We have about two thousand images for validation. Project all the validation points:

Z_valid = pca.transform(valid_threes)

And then reconstruct them and compare them.

# Reconstruct image
idx = 1
n_components = 1
x = pca.inverse_transform(
    np.hstack(
        [
            Z_valid[idx][:n_components],
            np.zeros((Z_valid.shape[1] - n_components,))
        ]
    )
)

# The original image
show_digit_image(valid_threes[idx])

# The reconstructed image
show_digit_image(x)
../_images/46ca89bcf354c92c510e7dcf80de8dfbb6e0f3fa46c18ea77c77723198a82006.svg../_images/4644e4bfd54853e270f374bbd39de4e58e1bc92959f8825702e714174752800a.svg

Questions#

  • Play with the code block above, increasing n_components to 2, 4, 8, and so on up to 227. Observe how the reconstruction becomes better (but not perfect).

  • Repeat the above question, but change also the idx variable so that you see some more examples of three.

  • Go back a few code blocks, and change your validation set to include only fives.

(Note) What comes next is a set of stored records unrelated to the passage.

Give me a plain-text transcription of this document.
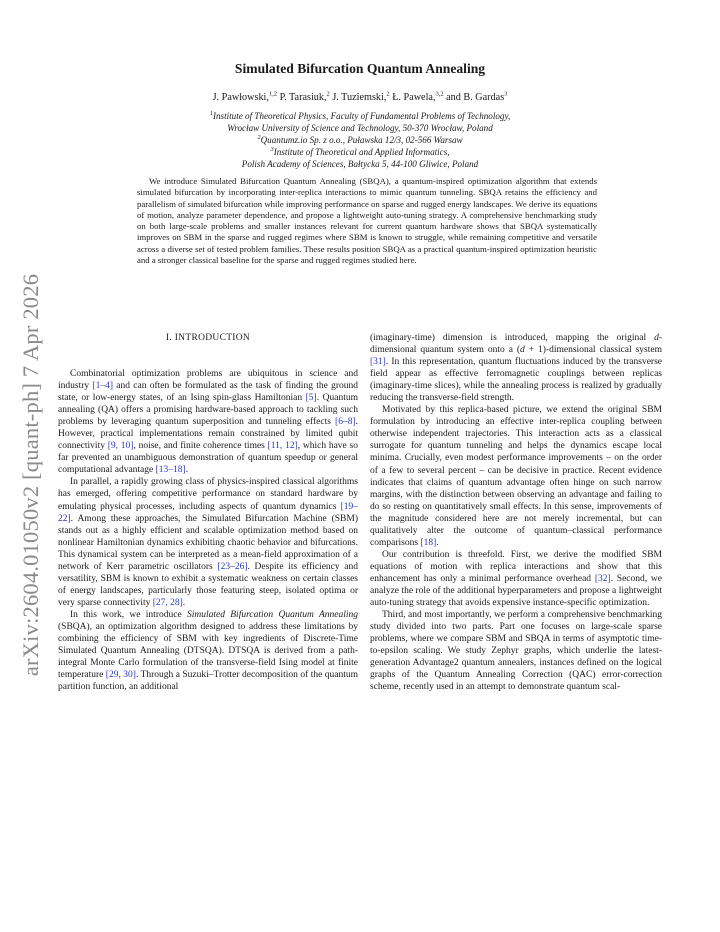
arXiv:2604.01050v2 [quant-ph] 7 Apr 2026
Simulated Bifurcation Quantum Annealing
J. Pawłowski,$^{1,2}$ P. Tarasiuk,$^2$ J. Tuziemski,$^2$ Ł. Pawela,$^{3,2}$ and B. Gardas$^3$
$^1$Institute of Theoretical Physics, Faculty of Fundamental Problems of Technology,
Wrocław University of Science and Technology, 50-370 Wrocław, Poland
$^2$Quantumz.io Sp. z o.o., Puławska 12/3, 02-566 Warsaw
$^3$Institute of Theoretical and Applied Informatics,
Polish Academy of Sciences, Bałtycka 5, 44-100 Gliwice, Poland
We introduce Simulated Bifurcation Quantum Annealing (SBQA), a quantum-inspired optimization algorithm that extends simulated bifurcation by incorporating inter-replica interactions to mimic quantum tunneling. SBQA retains the efficiency and parallelism of simulated bifurcation while improving performance on sparse and rugged energy landscapes. We derive its equations of motion, analyze parameter dependence, and propose a lightweight auto-tuning strategy. A comprehensive benchmarking study on both large-scale problems and smaller instances relevant for current quantum hardware shows that SBQA systematically improves on SBM in the sparse and rugged regimes where SBM is known to struggle, while remaining competitive and versatile across a diverse set of tested problem families. These results position SBQA as a practical quantum-inspired optimization heuristic and a stronger classical baseline for the sparse and rugged regimes studied here.
I. INTRODUCTION

Combinatorial optimization problems are ubiquitous in science and industry [1–4] and can often be formulated as the task of finding the ground state, or low-energy states, of an Ising spin-glass Hamiltonian [5]. Quantum annealing (QA) offers a promising hardware-based approach to tackling such problems by leveraging quantum superposition and tunneling effects [6–8]. However, practical implementations remain constrained by limited qubit connectivity [9, 10], noise, and finite coherence times [11, 12], which have so far prevented an unambiguous demonstration of quantum speedup or general computational advantage [13–18].

In parallel, a rapidly growing class of physics-inspired classical algorithms has emerged, offering competitive performance on standard hardware by emulating physical processes, including aspects of quantum dynamics [19–22]. Among these approaches, the Simulated Bifurcation Machine (SBM) stands out as a highly efficient and scalable optimization method based on nonlinear Hamiltonian dynamics exhibiting chaotic behavior and bifurcations. This dynamical system can be interpreted as a mean-field approximation of a network of Kerr parametric oscillators [23–26]. Despite its efficiency and versatility, SBM is known to exhibit a systematic weakness on certain classes of energy landscapes, particularly those featuring steep, isolated optima or very sparse connectivity [27, 28].

In this work, we introduce Simulated Bifurcation Quantum Annealing (SBQA), an optimization algorithm designed to address these limitations by combining the efficiency of SBM with key ingredients of Discrete-Time Simulated Quantum Annealing (DTSQA). DTSQA is derived from a path-integral Monte Carlo formulation of the transverse-field Ising model at finite temperature [29, 30]. Through a Suzuki–Trotter decomposition of the quantum partition function, an additional

(imaginary-time) dimension is introduced, mapping the original d-dimensional quantum system onto a (d + 1)-dimensional classical system [31]. In this representation, quantum fluctuations induced by the transverse field appear as effective ferromagnetic couplings between replicas (imaginary-time slices), while the annealing process is realized by gradually reducing the transverse-field strength.

Motivated by this replica-based picture, we extend the original SBM formulation by introducing an effective inter-replica coupling between otherwise independent trajectories. This interaction acts as a classical surrogate for quantum tunneling and helps the dynamics escape local minima. Crucially, even modest performance improvements – on the order of a few to several percent – can be decisive in practice. Recent evidence indicates that claims of quantum advantage often hinge on such narrow margins, with the distinction between observing an advantage and failing to do so resting on quantitatively small effects. In this sense, improvements of the magnitude considered here are not merely incremental, but can qualitatively alter the outcome of quantum–classical performance comparisons [18].

Our contribution is threefold. First, we derive the modified SBM equations of motion with replica interactions and show that this enhancement has only a minimal performance overhead [32]. Second, we analyze the role of the additional hyperparameters and propose a lightweight auto-tuning strategy that avoids expensive instance-specific optimization.

Third, and most importantly, we perform a comprehensive benchmarking study divided into two parts. Part one focuses on large-scale sparse problems, where we compare SBM and SBQA in terms of asymptotic time-to-epsilon scaling. We study Zephyr graphs, which underlie the latest-generation Advantage2 quantum annealers, instances defined on the logical graphs of the Quantum Annealing Correction (QAC) error-correction scheme, recently used in an attempt to demonstrate quantum scal-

It would help if you changed this:

valid_threes = x_test[y_test == '3']
valid_threes.shape

to this:

valid_threes = x_test[y_test == '5']
valid_threes.shape

Don’t bother renaming valid_threes. Can the PCA model constructed with threes describe 5s? Why yes or why not?

  • Repeat the previous question with a couple of other digits.